Das Kloster verfügt über einen viereckigen Grundriss, der an die Kirche angebaut wurde und von mittelalterlichen Gräben sowie Steinmauern aus dem 12. Jahrhundert umgeben ist. Der Komplex entstand aus mehreren Gebäuden, die um einen zentralen Bereich angeordnet sind und zusammen ein zusammenhängendes Ensemble bilden.
Das Kloster wurde 1627 von Charlotte de Hautemer gegründet und erhielt 1631 königliche Anerkennung durch Briefe des Königs Ludwig XIII. Die Gründung fand in einer Zeit statt, in der solche religiösen Gemeinschaften eine wichtige Rolle in der französischen Gesellschaft spielten.
Die Gemeinschaft nutzte den Raum für künstlerische Tätigkeiten und die Malereien in den Räumen zeigen die Landschaft der Umgebung.
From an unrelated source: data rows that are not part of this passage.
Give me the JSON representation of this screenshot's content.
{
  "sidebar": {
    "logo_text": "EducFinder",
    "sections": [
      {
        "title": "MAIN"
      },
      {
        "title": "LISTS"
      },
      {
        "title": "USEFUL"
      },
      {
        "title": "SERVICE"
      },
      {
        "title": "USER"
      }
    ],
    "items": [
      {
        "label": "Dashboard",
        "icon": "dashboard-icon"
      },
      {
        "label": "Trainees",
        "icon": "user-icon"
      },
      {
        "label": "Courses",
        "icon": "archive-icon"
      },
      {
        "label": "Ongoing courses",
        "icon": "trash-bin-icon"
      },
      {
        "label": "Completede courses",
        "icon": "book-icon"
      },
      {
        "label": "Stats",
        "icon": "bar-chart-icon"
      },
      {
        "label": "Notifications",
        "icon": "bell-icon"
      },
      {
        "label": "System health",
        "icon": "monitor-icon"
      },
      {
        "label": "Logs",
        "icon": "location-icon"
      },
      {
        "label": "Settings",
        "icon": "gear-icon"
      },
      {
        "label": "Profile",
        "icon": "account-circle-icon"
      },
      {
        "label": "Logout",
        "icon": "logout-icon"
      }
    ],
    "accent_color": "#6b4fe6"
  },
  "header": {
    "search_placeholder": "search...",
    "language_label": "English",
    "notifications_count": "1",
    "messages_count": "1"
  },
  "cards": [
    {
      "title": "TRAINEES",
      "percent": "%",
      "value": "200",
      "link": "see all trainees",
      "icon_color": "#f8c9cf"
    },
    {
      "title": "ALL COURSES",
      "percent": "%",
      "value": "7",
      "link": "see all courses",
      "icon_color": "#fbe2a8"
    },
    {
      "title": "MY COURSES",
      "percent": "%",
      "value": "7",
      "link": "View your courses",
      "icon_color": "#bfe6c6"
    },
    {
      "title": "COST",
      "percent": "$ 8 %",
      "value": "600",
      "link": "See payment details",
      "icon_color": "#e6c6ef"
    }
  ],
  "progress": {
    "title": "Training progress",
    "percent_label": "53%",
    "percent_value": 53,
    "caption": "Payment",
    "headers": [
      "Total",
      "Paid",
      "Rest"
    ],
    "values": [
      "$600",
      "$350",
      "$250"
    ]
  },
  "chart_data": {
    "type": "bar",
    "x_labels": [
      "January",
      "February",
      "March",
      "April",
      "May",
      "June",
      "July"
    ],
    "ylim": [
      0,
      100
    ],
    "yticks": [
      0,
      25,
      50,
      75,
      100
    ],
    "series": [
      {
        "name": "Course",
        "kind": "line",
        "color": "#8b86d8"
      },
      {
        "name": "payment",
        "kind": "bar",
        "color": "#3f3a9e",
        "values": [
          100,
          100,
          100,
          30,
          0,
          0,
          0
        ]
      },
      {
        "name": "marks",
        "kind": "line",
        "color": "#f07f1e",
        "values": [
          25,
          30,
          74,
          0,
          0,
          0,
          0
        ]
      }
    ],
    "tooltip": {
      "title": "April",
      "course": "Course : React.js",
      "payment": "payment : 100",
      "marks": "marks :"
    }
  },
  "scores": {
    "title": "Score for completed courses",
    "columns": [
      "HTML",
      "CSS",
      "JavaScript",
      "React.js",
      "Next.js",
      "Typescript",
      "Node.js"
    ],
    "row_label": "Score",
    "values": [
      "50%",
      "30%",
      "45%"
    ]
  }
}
Diese Werke geben einen Eindruck davon, wie die Bewohnerinnen ihre Welt sahen und dokumentierten.
Das Gelände ist über einen grasbewachsenen Bereich begehbar, der einst als Obstgarten genutzt wurde und einen natürlichen Zugang bietet. Geführte Rundgänge werden das ganze Jahr über angeboten und helfen Besuchern, die verschiedenen Bereiche des Komplexes zu verstehen.
Von 1947 bis 2001 betrieb die Gemeinschaft eine Bäckerei, die traditionelle französische Nonnettes-Kekse herstellte. Diese spezialisierte Produktion machte das Kloster über die Region hinaus bekannt.